Comunicato stampa

Fatto un errore, se ne fa un altro

 

La decisione del tribunale del riesame di annullare la richiesta di sequestro del cantiere Tempa Rossa non ci coglie affatto impreparati ed in un certo senso ce lo aspettavamo tutti, per via forse di quell’abitudine ormai acquisita a guardare con attenzione alle cose lucane.

 

Attendiamo certo di leggere il dispositivo di annullamento della richiesta del g.i.p. Pavese e ribadiamo la più piena fiducia nella indipendenza della magistratura, ma alcune considerazioni di merito vanno pur fatte.

 Il tribunale era chiamato a decidere della validità dei presupposti per il sequestro del cantiere e non circa la validità dei procedimenti penali in corso che continuano a presentare elementi gravissimi di correità dell’intero estabilishment della Total impegnato in Basilicata nella gestione dell’appalto stesso e nel più ampio meccanismo di “svendita delle risorse lucane” che il pm Woodcock ha ben indicato nella sua richiesta di arresti nei confronti di alcuni soggetti implicati.

Elementi tuttora validi a far comprendere quanto sia l’intero sistema a monte dello sfruttamento del petrolio lucano ad essere ammantato di sospetti di irregolarità ed allegre gestioni che solo la cecità della ragione si rifiuta ancora di accettare come un dato di fatto.

 

A questo riguardo occorre dire che, sia esso un fatto culturale – si vuol far trivellare ed estrarre perché pare che questo per alcuni porti progresso e benessere che nessuno ha per la verità ancora mai visto – sia esso un fatto di intrinseca incapacità di opposizione che la politica lucana esprime di fronte alle pressioni del sistema delle multinazionali – incapacità che ha ragioni e motivazioni assai complesse, ma non per questo giustificanti atteggiamenti “passivi” della regione Basilicata di fronte al dato che la gran parte del territorio regionale viene e verrà ad essere interessato da permessi ed istanze di ricerca e coltivazione di idrocarburi ed altri progetti similari in quanto ad impatti sul territorio – si deve registrare la stanca reazione dell’opinione pubblica.

 

Opinione pubblica ostaggio ormai di un’informazione a senso unico che pilota il binomio cantieri – lavoro su una corsia posta quasi ad arte ad un livello superiore a quello legge – tutela dell’ambiente, fino a creare una sorta di imprinting culturale che porta il marchio dell’inevitabilità di alcuni progetti pur a fronte di palesi violazioni se non della legge stessa, almeno della ragione.

 

Quale sia infatti il senso di convegni, incontri e tavoli su turismo, agricoltura di qualità, programmazione del territorio, conservazione del patrimonio bio-tipico, valorizzazione delle risorse endogene, di fronte alla pervasività di alcune intraprese industriali estrattive che nei fatti limitano fino all’impedimento proprio quelle attività non ci è dato conoscerlo, a meno non si tratti o di ipocrisia ad uso e consumo di una pillola della felicità e del sonno del raziocinio o di schizofrenia di un sistema incapace di confrontarsi con la realtà.

 

Realizzato il sito di Tempa Rossa, nello spazio di soli venti chilometri in linea d’aria ci saranno ben due centri olli – Viggiano ed appunto Corleto Perticara – impianti che molti fonti considerano vere e proprie raffinerie, in una condizione di concentrazione industriale specifica forse unica al mondo, anche in virtù di enormi evenienze e peculiarità ambientali, ma soprattutto in una condizione di impatto sul territorio e rischio per la salute umana che, valutando tutte le perplessità che alcune conferenze stampa hanno lasciato, andrebbe forse spiegata meglio alle popolazioni della zona.

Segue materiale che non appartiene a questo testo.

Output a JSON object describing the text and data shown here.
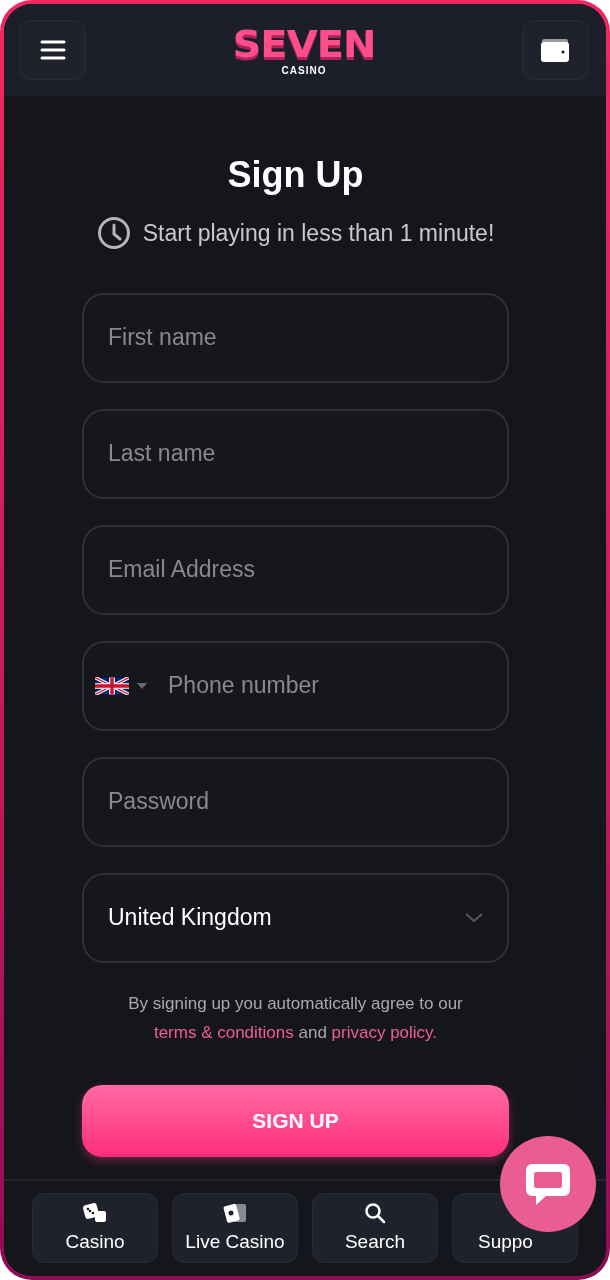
{
  "header": {
    "logo": "SEVEN",
    "logo_sub": "CASINO"
  },
  "title": "Sign Up",
  "subtitle": "Start playing in less than 1 minute!",
  "fields": [
    {
      "kind": "text",
      "placeholder": "First name"
    },
    {
      "kind": "text",
      "placeholder": "Last name"
    },
    {
      "kind": "text",
      "placeholder": "Email Address"
    },
    {
      "kind": "phone",
      "placeholder": "Phone number"
    },
    {
      "kind": "password",
      "placeholder": "Password"
    },
    {
      "kind": "select",
      "value": "United Kingdom"
    }
  ],
  "agreement": {
    "text": "By signing up you automatically agree to our",
    "terms_link": "terms & conditions",
    "joiner": "and",
    "privacy_link": "privacy policy."
  },
  "submit": "SIGN UP",
  "bottom_nav": [
    {
      "label": "Casino"
    },
    {
      "label": "Live Casino"
    },
    {
      "label": "Search"
    },
    {
      "label": "Suppo"
    }
  ]
}
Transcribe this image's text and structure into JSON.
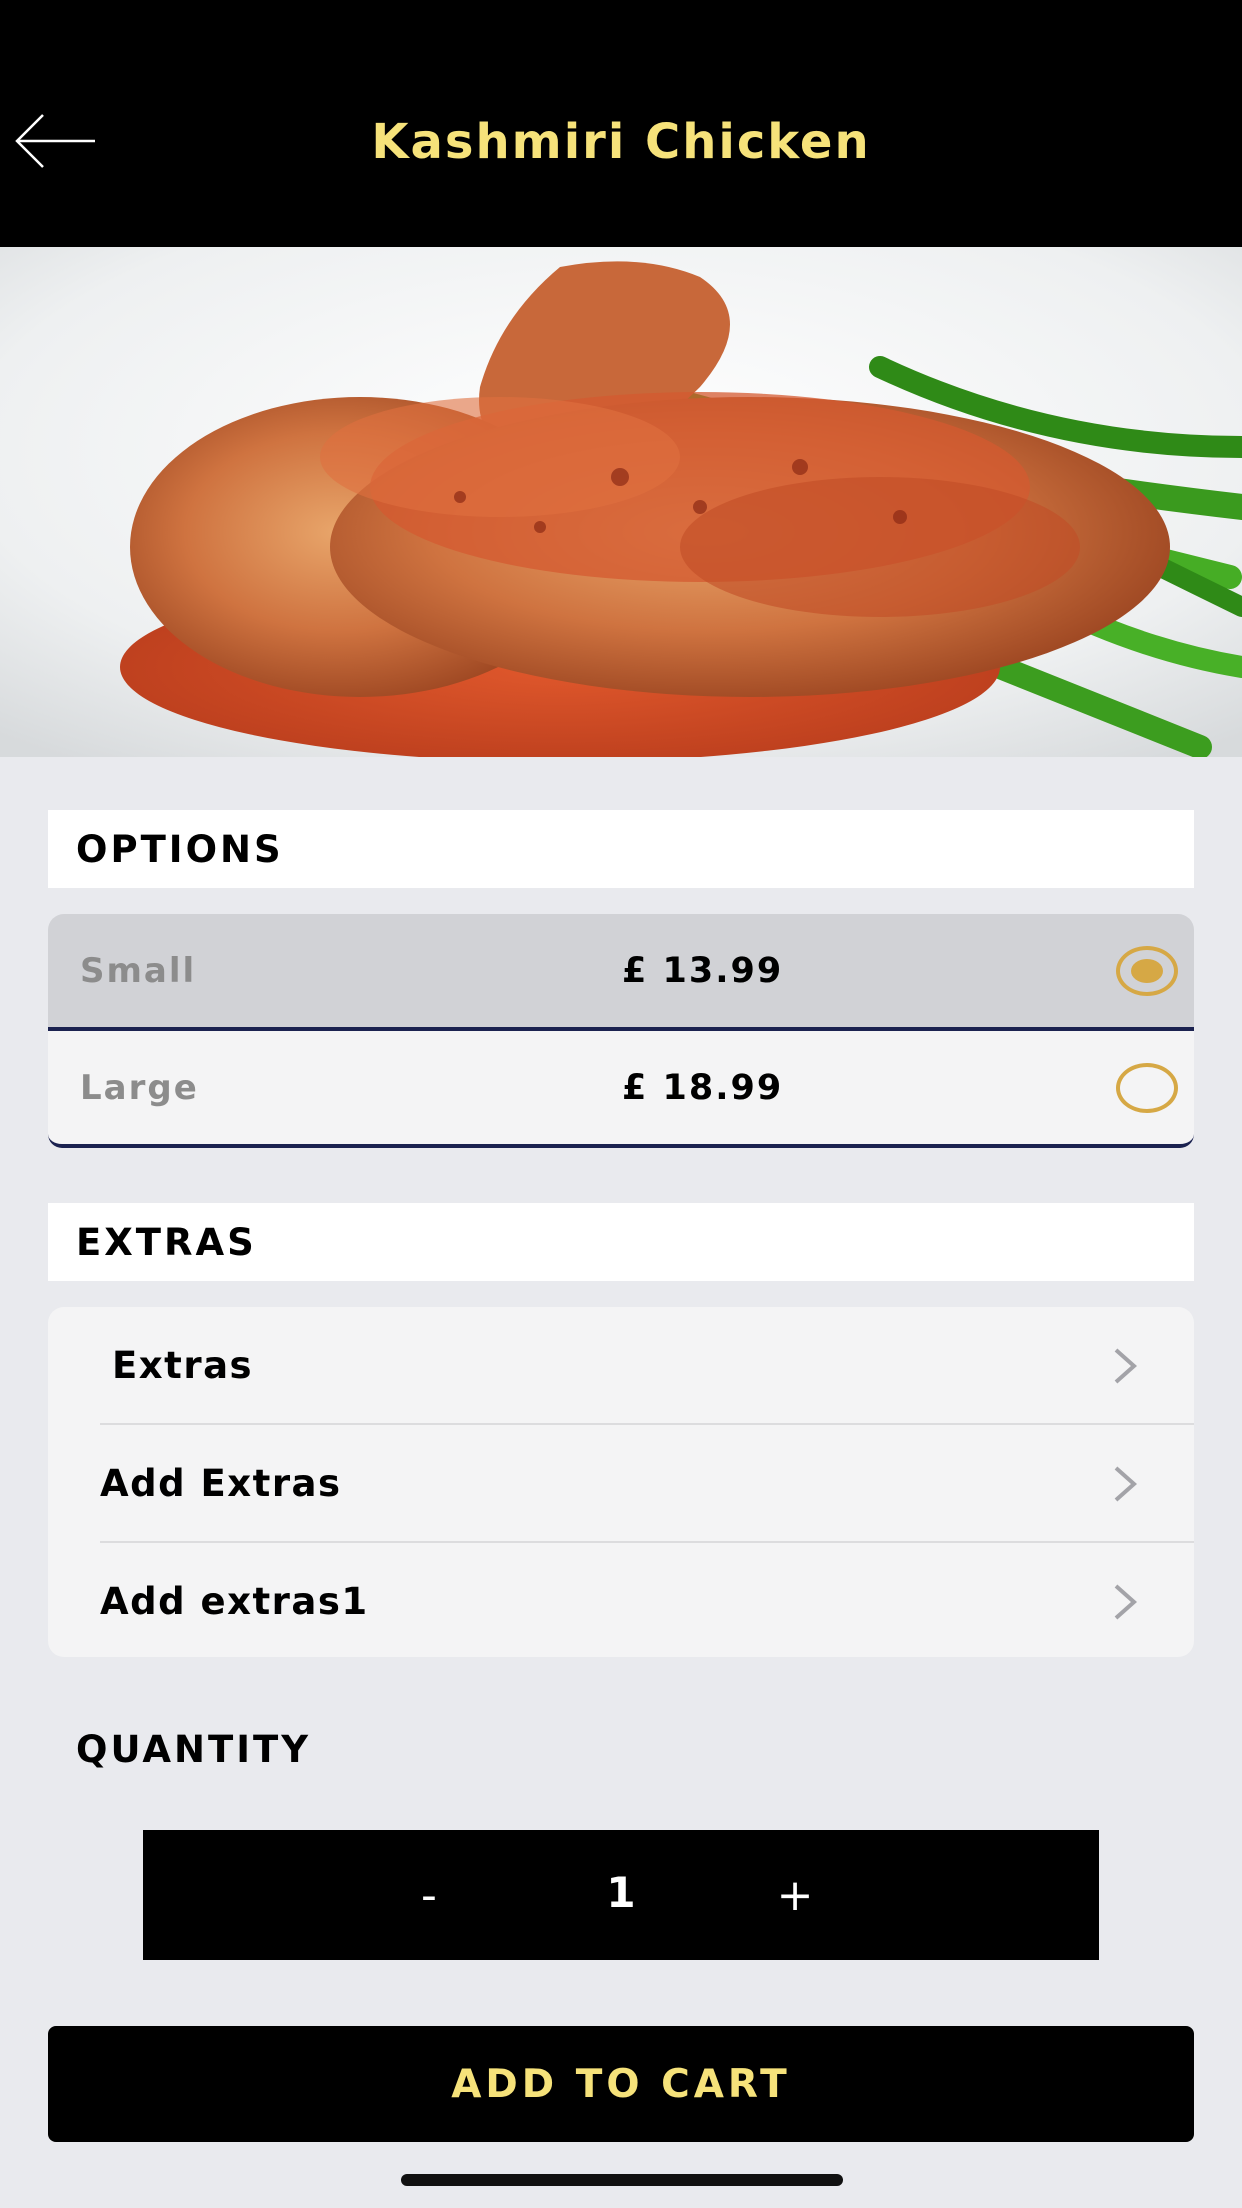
{
  "header": {
    "title": "Kashmiri Chicken",
    "back_icon": "arrow-left-icon",
    "title_color": "#f6e27a"
  },
  "hero_image": {
    "subject": "chicken-with-green-beans"
  },
  "options": {
    "heading": "OPTIONS",
    "items": [
      {
        "name": "Small",
        "price": "£ 13.99",
        "selected": true
      },
      {
        "name": "Large",
        "price": "£ 18.99",
        "selected": false
      }
    ],
    "radio_color": "#d6a845"
  },
  "extras": {
    "heading": "EXTRAS",
    "items": [
      {
        "label": "Extras"
      },
      {
        "label": "Add Extras"
      },
      {
        "label": "Add extras1"
      }
    ]
  },
  "quantity": {
    "heading": "QUANTITY",
    "minus": "-",
    "value": "1",
    "plus": "+"
  },
  "cart": {
    "label": "ADD TO CART"
  }
}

Che si dica chiaro allora, assumendosene tutte le responsabilità politiche e civili, che se a Viggiano ed in Val d’Agri qualcosa non ha funzionato, a Tempa Rossa due sono le possibilità, o che le cose vadano meglio perché ci si è impegnati sulla scorta delle esperienze pregresse – ed il buongiorno in questo caso si è visto dal mattino! – rappresentando un banco di prova della trasparenza, della tutela ambientale, economica, sociale e della democrazia, o che si è forse ancora una volta sbagliato a credere che, fatto un errore con l’accordo di programma del ‘98, il secondo poteva essere evitato in guisa di una maggiore conoscenza dei fatti – ed a questo punto se sbagliare è umano, perseverare non è solo diabolico, ma è anche molto stupido.